Já uma pesquisa francesa, esta publicada na revista médica BMJ no fim de 2019, mostra que consumo de bebidas açucaradas, como refrigerantes e sucos de frutas adoçados artificialmente, está vinculado a um risco maior de desenvolvimento de certos tipos de câncer.

 Com a ingestão diária de apenas 100ml de bebidas açucaradas, o risco da doença cresce 18%. Já quando a enfermidade toma conta das mamas, esse número salta para 22%. Vale lembrar que essa quantidade é 3,5 vezes menor do que uma lata de refrigerante.

Além disso, uma lata de 350ml do refrigerante do tipo cola, por exemplo, contém 37 gramas de açúcar, ou seja, sete colheres e meia do ingrediente.
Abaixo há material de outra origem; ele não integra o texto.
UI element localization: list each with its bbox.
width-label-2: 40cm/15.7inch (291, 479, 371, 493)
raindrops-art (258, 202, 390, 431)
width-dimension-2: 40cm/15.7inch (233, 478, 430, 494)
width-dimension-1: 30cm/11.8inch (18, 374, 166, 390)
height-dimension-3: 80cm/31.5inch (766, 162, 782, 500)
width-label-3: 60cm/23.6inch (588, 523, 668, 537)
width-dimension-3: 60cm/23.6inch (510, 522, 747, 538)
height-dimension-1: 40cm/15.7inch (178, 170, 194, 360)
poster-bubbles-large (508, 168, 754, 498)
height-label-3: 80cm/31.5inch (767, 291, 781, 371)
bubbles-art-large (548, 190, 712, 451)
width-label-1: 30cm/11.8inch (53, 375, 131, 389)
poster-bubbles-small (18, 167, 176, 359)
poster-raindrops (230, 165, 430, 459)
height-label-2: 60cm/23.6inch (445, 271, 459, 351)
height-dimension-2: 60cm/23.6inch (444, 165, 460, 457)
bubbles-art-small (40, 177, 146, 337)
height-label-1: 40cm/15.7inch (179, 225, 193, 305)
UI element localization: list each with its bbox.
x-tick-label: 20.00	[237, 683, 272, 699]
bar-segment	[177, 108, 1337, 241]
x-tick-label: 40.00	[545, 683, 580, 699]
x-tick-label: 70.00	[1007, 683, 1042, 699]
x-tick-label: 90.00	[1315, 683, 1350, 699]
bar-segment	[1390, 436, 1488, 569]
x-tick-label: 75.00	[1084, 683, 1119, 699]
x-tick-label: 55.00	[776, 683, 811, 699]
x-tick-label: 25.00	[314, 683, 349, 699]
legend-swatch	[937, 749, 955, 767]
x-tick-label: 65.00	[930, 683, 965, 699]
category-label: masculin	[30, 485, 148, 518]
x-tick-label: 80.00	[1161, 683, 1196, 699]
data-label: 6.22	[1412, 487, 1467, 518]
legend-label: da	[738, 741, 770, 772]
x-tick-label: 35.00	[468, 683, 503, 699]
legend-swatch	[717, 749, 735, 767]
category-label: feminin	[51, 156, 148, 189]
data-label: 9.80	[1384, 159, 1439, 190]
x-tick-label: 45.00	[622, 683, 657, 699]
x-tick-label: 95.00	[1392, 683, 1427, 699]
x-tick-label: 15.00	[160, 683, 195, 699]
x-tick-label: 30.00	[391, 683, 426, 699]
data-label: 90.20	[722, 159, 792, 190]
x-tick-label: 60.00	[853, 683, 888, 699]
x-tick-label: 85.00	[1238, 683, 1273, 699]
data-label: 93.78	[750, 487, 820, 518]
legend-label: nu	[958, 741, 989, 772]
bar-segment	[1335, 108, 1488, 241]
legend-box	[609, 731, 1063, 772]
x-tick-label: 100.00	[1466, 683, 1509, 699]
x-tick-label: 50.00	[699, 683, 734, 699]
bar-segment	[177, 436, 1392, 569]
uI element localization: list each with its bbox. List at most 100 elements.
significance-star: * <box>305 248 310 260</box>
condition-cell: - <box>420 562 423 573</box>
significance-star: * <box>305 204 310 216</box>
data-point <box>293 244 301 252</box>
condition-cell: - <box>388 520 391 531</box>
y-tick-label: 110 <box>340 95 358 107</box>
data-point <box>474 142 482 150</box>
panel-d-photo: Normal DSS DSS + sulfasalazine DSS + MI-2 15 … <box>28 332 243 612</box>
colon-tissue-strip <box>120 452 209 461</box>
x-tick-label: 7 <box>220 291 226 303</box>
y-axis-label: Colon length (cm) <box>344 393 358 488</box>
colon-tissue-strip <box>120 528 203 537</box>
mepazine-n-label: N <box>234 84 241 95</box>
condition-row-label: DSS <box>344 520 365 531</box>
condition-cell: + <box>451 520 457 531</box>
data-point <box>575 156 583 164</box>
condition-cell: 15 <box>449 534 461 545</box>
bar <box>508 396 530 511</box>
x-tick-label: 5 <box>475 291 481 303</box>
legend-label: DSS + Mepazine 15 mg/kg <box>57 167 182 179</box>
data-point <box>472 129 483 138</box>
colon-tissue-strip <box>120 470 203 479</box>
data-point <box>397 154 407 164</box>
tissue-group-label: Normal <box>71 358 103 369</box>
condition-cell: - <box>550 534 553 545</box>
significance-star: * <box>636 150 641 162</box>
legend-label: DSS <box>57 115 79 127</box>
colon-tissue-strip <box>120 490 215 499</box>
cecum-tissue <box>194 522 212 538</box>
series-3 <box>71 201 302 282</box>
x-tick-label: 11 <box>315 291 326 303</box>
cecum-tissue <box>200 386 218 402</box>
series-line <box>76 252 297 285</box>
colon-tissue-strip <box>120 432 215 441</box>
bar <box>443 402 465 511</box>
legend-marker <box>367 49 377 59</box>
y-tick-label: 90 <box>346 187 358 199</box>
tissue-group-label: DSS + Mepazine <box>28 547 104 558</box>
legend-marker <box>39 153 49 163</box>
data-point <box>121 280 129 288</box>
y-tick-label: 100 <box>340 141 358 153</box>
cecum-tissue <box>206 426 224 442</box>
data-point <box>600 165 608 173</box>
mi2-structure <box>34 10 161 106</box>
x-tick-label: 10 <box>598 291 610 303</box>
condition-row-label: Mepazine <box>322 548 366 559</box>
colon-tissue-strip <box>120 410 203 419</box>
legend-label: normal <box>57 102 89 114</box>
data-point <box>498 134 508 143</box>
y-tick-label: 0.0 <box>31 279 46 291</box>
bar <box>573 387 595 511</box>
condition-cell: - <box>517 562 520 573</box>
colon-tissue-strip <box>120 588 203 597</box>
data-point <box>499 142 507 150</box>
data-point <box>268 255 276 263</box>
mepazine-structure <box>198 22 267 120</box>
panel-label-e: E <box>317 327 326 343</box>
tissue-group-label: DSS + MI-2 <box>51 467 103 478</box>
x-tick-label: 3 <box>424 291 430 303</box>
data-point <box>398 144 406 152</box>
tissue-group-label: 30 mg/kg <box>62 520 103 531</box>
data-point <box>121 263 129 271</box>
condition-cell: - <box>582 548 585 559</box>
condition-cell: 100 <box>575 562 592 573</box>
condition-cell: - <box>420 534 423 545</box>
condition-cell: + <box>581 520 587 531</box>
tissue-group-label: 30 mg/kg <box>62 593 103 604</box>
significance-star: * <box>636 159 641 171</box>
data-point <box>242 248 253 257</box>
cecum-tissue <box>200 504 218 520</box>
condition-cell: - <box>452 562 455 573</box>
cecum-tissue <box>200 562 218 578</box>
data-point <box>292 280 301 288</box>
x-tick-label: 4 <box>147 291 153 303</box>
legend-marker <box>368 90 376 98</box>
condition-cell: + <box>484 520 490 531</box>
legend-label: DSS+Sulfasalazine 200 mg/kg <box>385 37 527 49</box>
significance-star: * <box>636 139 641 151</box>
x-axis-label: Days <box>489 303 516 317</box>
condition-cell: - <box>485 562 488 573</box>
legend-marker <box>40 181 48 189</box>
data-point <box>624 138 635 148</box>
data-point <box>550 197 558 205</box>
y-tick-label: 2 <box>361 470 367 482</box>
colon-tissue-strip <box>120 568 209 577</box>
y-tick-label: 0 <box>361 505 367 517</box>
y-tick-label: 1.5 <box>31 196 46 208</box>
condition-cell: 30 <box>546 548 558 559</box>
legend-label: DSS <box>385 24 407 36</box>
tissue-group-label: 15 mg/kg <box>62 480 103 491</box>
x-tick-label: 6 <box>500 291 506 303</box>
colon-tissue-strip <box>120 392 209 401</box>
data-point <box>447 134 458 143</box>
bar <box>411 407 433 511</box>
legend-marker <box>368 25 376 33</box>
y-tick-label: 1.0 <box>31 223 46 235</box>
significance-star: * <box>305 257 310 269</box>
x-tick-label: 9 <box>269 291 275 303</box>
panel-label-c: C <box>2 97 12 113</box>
Esse valor já ultrapassa o recomendado diário da Organização Mundial da Saúde (OMS), que é de 25 gramas.

O neurocientista, neuropsicólogo e biólogo Fabiano de Abreu explica que a cola, por exemplo, possui cafeína em sua composição. "O excesso deste composto potencializa a ansiedade." Abreu diz ainda que a bebida também pode resultar em sintomas como alteração de humor, irritabilidade, confusão mental e cansaço.